(I note a cheaper paperback version as well: http://tinyurl.com/km2f96o)
It's been little noted online, so far as I can see, that 2015 marks the thirtieth anniversary of the strip's debut, and the twentieth anniversary of its demise. Hard to believe so much time has passed.
The strip holds up brilliantly, I am pleased to report. The passage of time has not diminished one iota of Watterson's genius.
But was has changed, of course, is the cultural context.

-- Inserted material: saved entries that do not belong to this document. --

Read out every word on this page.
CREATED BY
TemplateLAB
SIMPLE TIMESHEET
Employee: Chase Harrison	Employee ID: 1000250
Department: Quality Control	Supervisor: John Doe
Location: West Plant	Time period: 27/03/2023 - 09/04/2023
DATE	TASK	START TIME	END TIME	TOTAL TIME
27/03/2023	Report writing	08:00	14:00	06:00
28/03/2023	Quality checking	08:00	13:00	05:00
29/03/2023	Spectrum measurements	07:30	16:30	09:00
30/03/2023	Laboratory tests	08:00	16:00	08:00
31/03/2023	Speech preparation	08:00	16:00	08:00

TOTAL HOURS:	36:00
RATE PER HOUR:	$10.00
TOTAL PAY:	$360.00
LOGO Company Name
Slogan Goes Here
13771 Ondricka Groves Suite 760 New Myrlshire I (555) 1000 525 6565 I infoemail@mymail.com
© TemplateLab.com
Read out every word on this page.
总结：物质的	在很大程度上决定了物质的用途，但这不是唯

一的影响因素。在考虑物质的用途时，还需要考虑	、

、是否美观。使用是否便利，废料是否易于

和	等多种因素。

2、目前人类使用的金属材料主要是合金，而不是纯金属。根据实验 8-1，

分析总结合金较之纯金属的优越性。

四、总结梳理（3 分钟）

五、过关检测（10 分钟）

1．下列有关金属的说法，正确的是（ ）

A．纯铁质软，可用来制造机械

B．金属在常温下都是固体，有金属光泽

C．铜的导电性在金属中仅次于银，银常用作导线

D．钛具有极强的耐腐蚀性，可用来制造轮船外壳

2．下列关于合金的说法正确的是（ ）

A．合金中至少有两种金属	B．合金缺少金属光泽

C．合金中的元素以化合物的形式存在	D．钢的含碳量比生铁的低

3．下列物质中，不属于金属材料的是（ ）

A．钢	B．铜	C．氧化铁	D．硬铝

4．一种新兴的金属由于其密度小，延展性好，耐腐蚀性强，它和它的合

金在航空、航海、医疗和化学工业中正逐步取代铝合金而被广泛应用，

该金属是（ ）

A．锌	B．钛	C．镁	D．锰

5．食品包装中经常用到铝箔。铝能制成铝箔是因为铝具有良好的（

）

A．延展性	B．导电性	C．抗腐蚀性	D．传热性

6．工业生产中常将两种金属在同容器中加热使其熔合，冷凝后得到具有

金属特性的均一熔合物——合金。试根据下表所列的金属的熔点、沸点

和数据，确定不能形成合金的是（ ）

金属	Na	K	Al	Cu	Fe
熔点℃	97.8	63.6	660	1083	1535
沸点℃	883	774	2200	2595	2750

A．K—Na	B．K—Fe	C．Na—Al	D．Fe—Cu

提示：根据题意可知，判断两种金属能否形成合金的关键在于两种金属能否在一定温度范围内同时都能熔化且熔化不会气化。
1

Calvin is a free-range child. He leads an independent, often adult-free, technologically unmediated existence which was the rule for children from, oh, the days of TOM SAWYER (1876) right up to the dominance of the internet and smart phones, whenever you date that. This type of childhood showed enormous resilience and continuity, from PENROD through THE LITTLE RASCALS to THE NEWSBOY LEGION to LEAVE IT TO BEAVER to CALVIN AND HOBBES. It was my childhood, and that of the Boomers in general, and of Generation X, but not that of the Millennials. Amazingly, it was mostly impervious to technology. Photography did not change it appreciably, nor did telephones, radio and the cinema. They were all absorbed into free-range childhood culture. Television might have had the biggest effect: Calvin is often mesmerized by the TV before being ejected from the house. But even the days of dominance by the three major networks had little impact on hanging out with friends, etc. Even the advent of VHS players and DVDs failed to demolish the rituals and practices that would have been familiar to Huck Finn. It took the internet and mobile communications to do that, aided and abetted by irrational parental and institutional and governmental fears of the harms that could come to precious snowflakes if left to their own devices.
Now, of course, such a childhood as depicted in CALVIN AND HOBBES is unthinkable, in the USA and other Western countries, at least.
And last night, reading the CALVIN AND HOBBES strip for September 22, 1993, I came across the outlier for such a sea-change.
Ironically, Calvin seems to welcome the approaching internet, little able to foresee that it will spell an end to his carefree existence, tethering him to electronic leashes and addicting him to thin and pale virtual experiences instead of a real-world sled ride down a dangerous cliff.
Watterson famously bailed on his strip at the height of its success, ostensibly because he had said everything he had to say in that medium and grown tired of the labor. But I wonder if, at least subconsciously, he did not see the writing on the wall that would have rendered his depiction of Calvin and his tiger more and more problematical and incongruent with reality.
About ten years ago, on the Rhode Island shore, I saw three children, two boys and a girl, possibly siblings, in their bathing suits wading in the tidal marshes, carrying nets, searching for crabs and clams and such. The oldest, the girl, was only eleven or twelve. There wasn't an adult in sight for a mile. The tableau was pristine and timeless and beautiful.
I haven't chanced on such a scene since then, and wonder if I ever will.